Spotlight On: Spy Dénommé-Welch

Ontario Presents and its member presenting organizations recognize the importance of presenting Indigenous artists, stories and culture as part of their presenting practice. As we continue to encourage the respectful presentation of Indigenous art, we will be featuring an Indigenous artist each month in our e-newsletter and blog. Our sincere thanks to Denise Bolduc for conceiving of and continuing to support this Spotlight Series.

Spotlights are developed with the artist, and are intended simply to share the artist’s work and foster greater awareness and understanding of the strength and diversity of Indigenous art available in Ontario and beyond.

Spy Denomme Welch Headshot

This month we spoke with writer and composer Dr. Spy Dénommé-Welch

To get us started, can you share a bit about yourself and your work? 

I’m an artist of Anishnaabe identity. I work as a writer (playwright and librettist) and composer. Over the last decade I’ve been mainly focused on creating work in theatre and opera. 

You’ve done a lot of work and research in decolonizing performance practices, is that focus related to your musical work in traditionally European musical forms like opera and classical music? How does your research inform your creative work? 

I do work to incorporate elements of decolonizing performance practice in various aspects of my music and opera work. In the context of artistic collaboration this has offered an important means to explore storytelling in music using land-based approaches, which is integrated into the written text, storytelling, and music composition elements.

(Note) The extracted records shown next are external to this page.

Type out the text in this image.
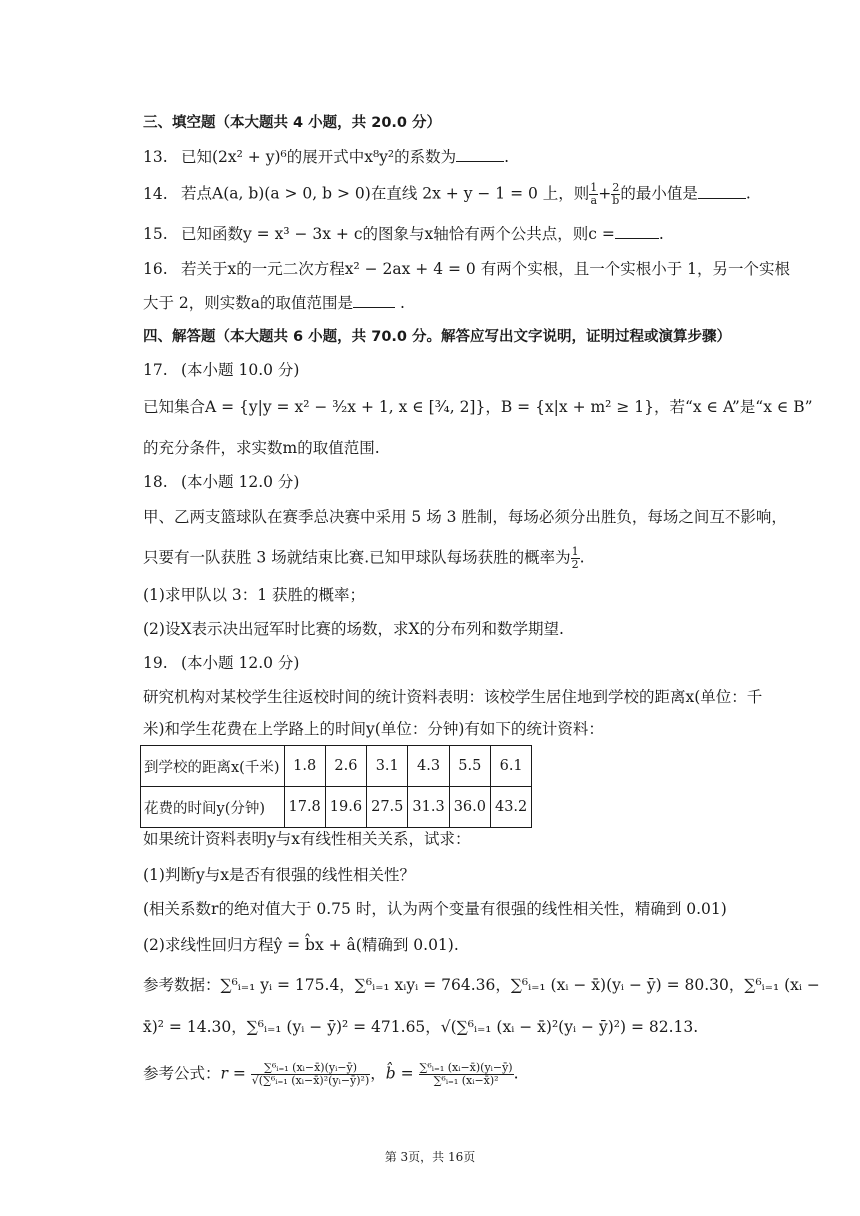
三、填空题（本大题共 4 小题，共 20.0 分）
13. 已知(2x² + y)⁶的展开式中x⁸y²的系数为	.
14. 若点A(a, b)(a > 0, b > 0)在直线 2x + y − 1 = 0 上，则 $\frac{1}{a} + \frac{2}{b}$ 的最小值是	.
15. 已知函数y = x³ − 3x + c的图象与x轴恰有两个公共点，则c =	.
16. 若关于x的一元二次方程x² − 2ax + 4 = 0 有两个实根，且一个实根小于 1，另一个实根
大于 2，则实数a的取值范围是	.
四、解答题（本大题共 6 小题，共 70.0 分。解答应写出文字说明，证明过程或演算步骤）
17. (本小题 10.0 分)
已知集合A = {y|y = x² − ³⁄₂x + 1, x ∈ [³⁄₄, 2]}，B = {x|x + m² ≥ 1}，若“x ∈ A”是“x ∈ B”
的充分条件，求实数m的取值范围.
18. (本小题 12.0 分)
甲、乙两支篮球队在赛季总决赛中采用 5 场 3 胜制，每场必须分出胜负，每场之间互不影响，
只要有一队获胜 3 场就结束比赛.已知甲球队每场获胜的概率为 $\frac{1}{2}$ .
(1)求甲队以 3：1 获胜的概率；
(2)设X表示决出冠军时比赛的场数，求X的分布列和数学期望.
19. (本小题 12.0 分)
研究机构对某校学生往返校时间的统计资料表明：该校学生居住地到学校的距离x(单位：千
米)和学生花费在上学路上的时间y(单位：分钟)有如下的统计资料：
到学校的距离x(千米)	1.8	2.6	3.1	4.3	5.5	6.1
花费的时间y(分钟)	17.8	19.6	27.5	31.3	36.0	43.2
如果统计资料表明y与x有线性相关关系，试求：
(1)判断y与x是否有很强的线性相关性？
(相关系数r的绝对值大于 0.75 时，认为两个变量有很强的线性相关性，精确到 0.01)
(2)求线性回归方程ŷ = b̂x + â(精确到 0.01).
参考数据：∑⁶ᵢ₌₁ yᵢ = 175.4，∑⁶ᵢ₌₁ xᵢyᵢ = 764.36，∑⁶ᵢ₌₁ (xᵢ − x̄)(yᵢ − ȳ) = 80.30，∑⁶ᵢ₌₁ (xᵢ −
x̄)² = 14.30，∑⁶ᵢ₌₁ (yᵢ − ȳ)² = 471.65，√(∑⁶ᵢ₌₁ (xᵢ − x̄)²(yᵢ − ȳ)²) = 82.13.
参考公式：$r = \frac{\text{∑⁶ᵢ₌₁ (xᵢ−x̄)(yᵢ−ȳ)}}{\text{√(∑⁶ᵢ₌₁ (xᵢ−x̄)²(yᵢ−ȳ)²)}}$ ，b̂ = $\frac{\text{∑⁶ᵢ₌₁ (xᵢ−x̄)(yᵢ−ȳ)}}{\text{∑⁶ᵢ₌₁ (xᵢ−x̄)²}}$ .
第 3页，共 16页
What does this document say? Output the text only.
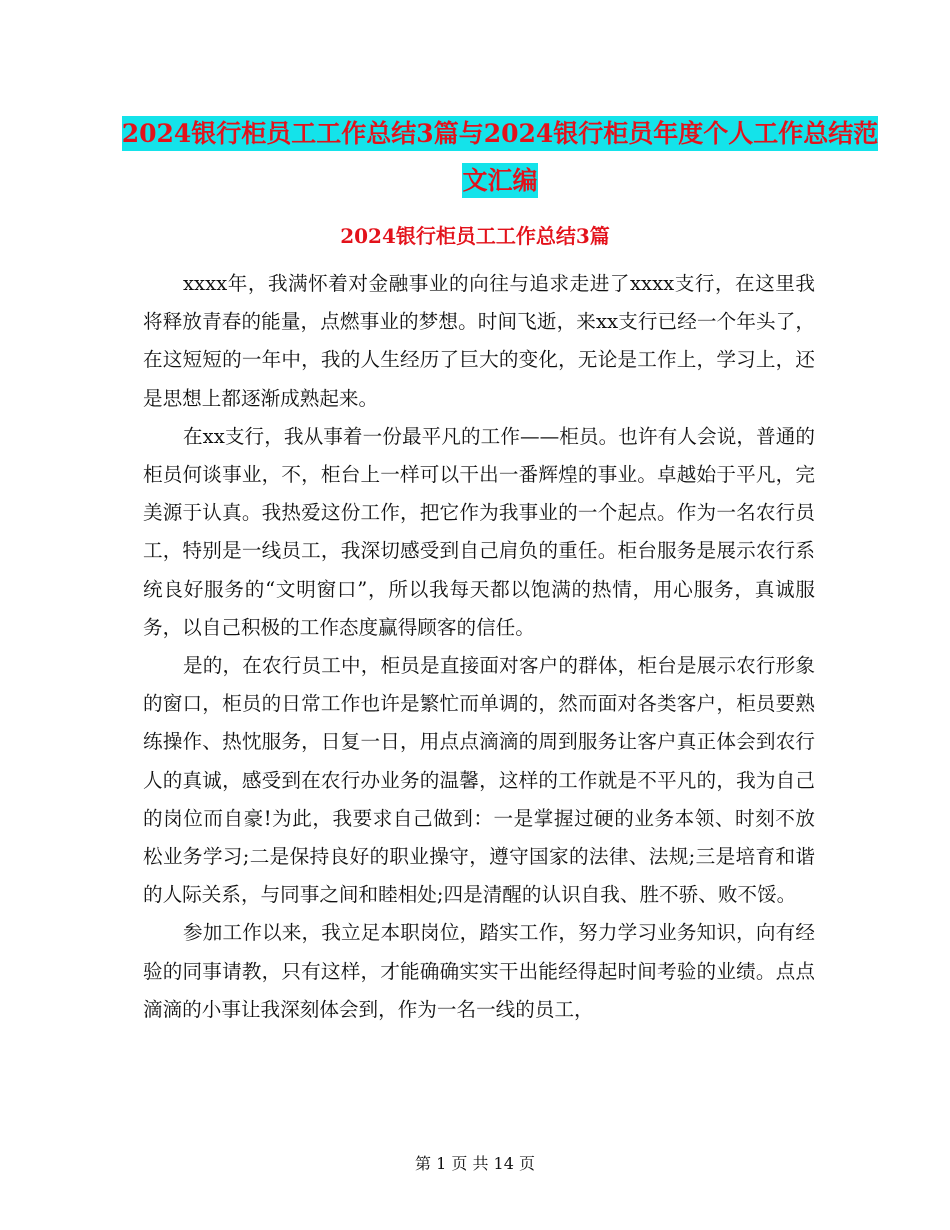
2024银行柜员工工作总结3篇与2024银行柜员年度个人工作总结范文汇编
2024银行柜员工工作总结3篇

xxxx年，我满怀着对金融事业的向往与追求走进了xxxx支行，在这里我将释放青春的能量，点燃事业的梦想。时间飞逝，来xx支行已经一个年头了，在这短短的一年中，我的人生经历了巨大的变化，无论是工作上，学习上，还是思想上都逐渐成熟起来。

在xx支行，我从事着一份最平凡的工作——柜员。也许有人会说，普通的柜员何谈事业，不，柜台上一样可以干出一番辉煌的事业。卓越始于平凡，完美源于认真。我热爱这份工作，把它作为我事业的一个起点。作为一名农行员工，特别是一线员工，我深切感受到自己肩负的重任。柜台服务是展示农行系统良好服务的“文明窗口”，所以我每天都以饱满的热情，用心服务，真诚服务，以自己积极的工作态度赢得顾客的信任。

是的，在农行员工中，柜员是直接面对客户的群体，柜台是展示农行形象的窗口，柜员的日常工作也许是繁忙而单调的，然而面对各类客户，柜员要熟练操作、热忱服务，日复一日，用点点滴滴的周到服务让客户真正体会到农行人的真诚，感受到在农行办业务的温馨，这样的工作就是不平凡的，我为自己的岗位而自豪!为此，我要求自己做到：一是掌握过硬的业务本领、时刻不放松业务学习;二是保持良好的职业操守，遵守国家的法律、法规;三是培育和谐的人际关系，与同事之间和睦相处;四是清醒的认识自我、胜不骄、败不馁。

参加工作以来，我立足本职岗位，踏实工作，努力学习业务知识，向有经验的同事请教，只有这样，才能确确实实干出能经得起时间考验的业绩。点点滴滴的小事让我深刻体会到，作为一名一线的员工，

第 1 页 共 14 页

Further, when working with composition and writing from the land, I make a conscious effort, wherever possible, to do as much research and site/land specific exploration to inform my work and to also acknowledge the place(s) which I am connected to. 

In your view, what can we in the presenting field do to better support decolonization in the performing arts? 

I think it helps when space is opened up to others to tell their own stories.

I believe it also helps when resources are distributed and shared to artistic communities that have been historically deprived from opportunities such as funding and programming.

It also helps when presenters can better integrate and sustain authentic relationships with communities that are not typically represented on their stages or in their spaces. 

You often collaborate with Catherine Magowan, with whom you co-created your Dora-nominated opera Giiwedin. What do you think you each bring to that creative partnership? 

Yes, Catherine is one of my primary collaborators. I think we each bring an openness to the creative process, and more so a respect for each other’s artistic voice.

While we come from different life experiences and backgrounds, we also recognize that we have many parallels and intersections, which brings a richness to our partnership as collaborative composers. As such, it seems that our work as collaborative composers is unique, but the outcome and output of the work is rewarding. 

What’s next for you? do you have any upcoming projects that you’d like to share about? 

I’m currently working on my second full length opera, which I wrote the libretto for and am co-composing with Catherine. I recently completed an intensive residency at the Native Earth Performing Arts (Toronto) during which we workshopped some staging and design elements, as we are working towards getting it production ready for the near future.

Also, I’m slated to present work at the upcoming Weesageechak Begins to Dance festival (at Native Earth) in November 2018. 

Where can people learn more about your work or get in touch? 

People can learn more about my work or get in touch with me by visiting Unsettled Scores.

Thank you to Spy for sharing with us!